Jens Spahn hat sich im März für die Teamlösung mit Laschet entschieden – und beteuert bisher, an der Aufgabenteilung festzuhalten. Spahn kann sich ausrechnen, eine führende Rolle unter einem Regierungschef Laschet zu bekommen, falls dessen Plan samt Kanzlerkandidatur aufgeht.

Gesundheitsminister Jens Spahn

Gesundheitsminister Jens Spahn

Foto: Stefan Boness/ IPON/ imago images

Allerdings, und das befeuert dieser Tage die Spekulationen, könnte Spahn auch ohne Laschet eine führende Rolle in der CDU übernehmen – und zwar als künftiger Vorsitzender. Sollte Laschet nämlich doch noch zurückziehen, könnte Spahn an seiner statt kandidieren. Er wäre zudem wie gemacht als Söder-Partner, falls dieser wirklich die Kanzlerkandidatur anstrebt. Der Gesundheitsminister wäre jung genug, um sich vorerst mit dem Amt des CDU-Chefs zufriedenzugeben.

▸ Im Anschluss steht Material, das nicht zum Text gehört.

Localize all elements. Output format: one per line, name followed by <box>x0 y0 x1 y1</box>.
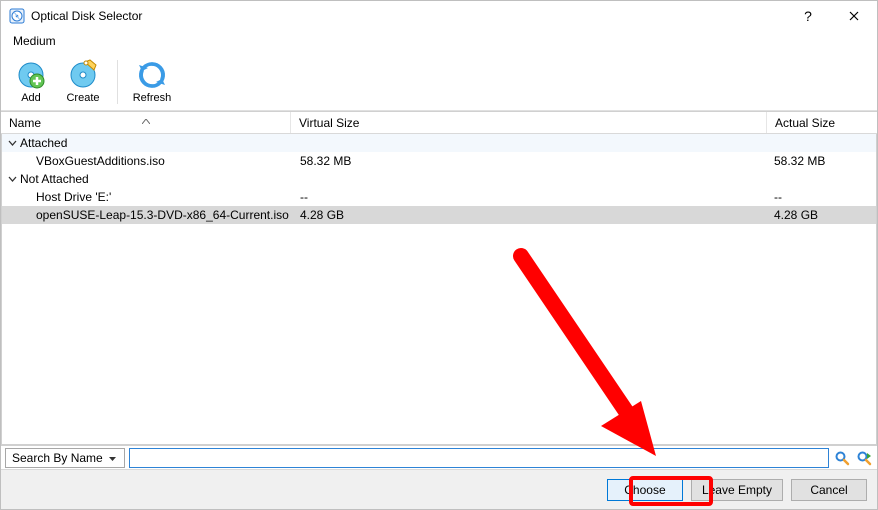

Aber selbst wenn Spahn darüber nachdenkt: Er dürfte entsprechende Ambitionen nicht einmal unter dem Mikroskop zu erkennen geben. Der Vorwurf der Illoyalität gegenüber Laschet könnte für ihn politisch tödlich sein.

  • Und Merz?

Merz wäre nicht Merz, wenn er sich keine Chancen um den CDU-Vorsitz ausrechnen würde - wie schon bei seiner ersten Bewerbung im Herbst 2018, als er gegen Kramp-Karrenauer knapp unterlag.

Dass Merz, der derzeit außer als Vizepräsident des CDU-Wirtschaftsrats kein politisches Amt bekleidet, in der Coronakrise kaum in Erscheinung treten konnte, könnte ihm am Ende gegenüber Laschet sogar geholfen haben: Er konnte kaum Fehler machen.

Christdemokrat Friedrich Merz

Christdemokrat Friedrich Merz

Foto: Maja Hitij/ Getty Images

Was ihn mit Laschet verbindet: Eine Kanzlerkandidatur Söders würde auch seine Pläne zunichtemachen. Aber Merz zufolge ist die Debatte sowieso nur theoretischer Natur: "Historisch betrachtet war es bisher so, dass die CSU den gemeinsamen Kanzlerkandidaten dann gestellt hat, wenn die CDU mit ihrer eigenen Führung unzufrieden war", sagte er gerade der "Augsburger Allgemeinen". Und weiter: "Das war 1980 so, das war 2002 so, und ich bin mir ziemlich sicher, dass das 2021 nicht so sein wird."

Mit anderen Worten: Mit mir an der CDU-Spitze würde sich die Söder-Frage gar nicht erst stellen.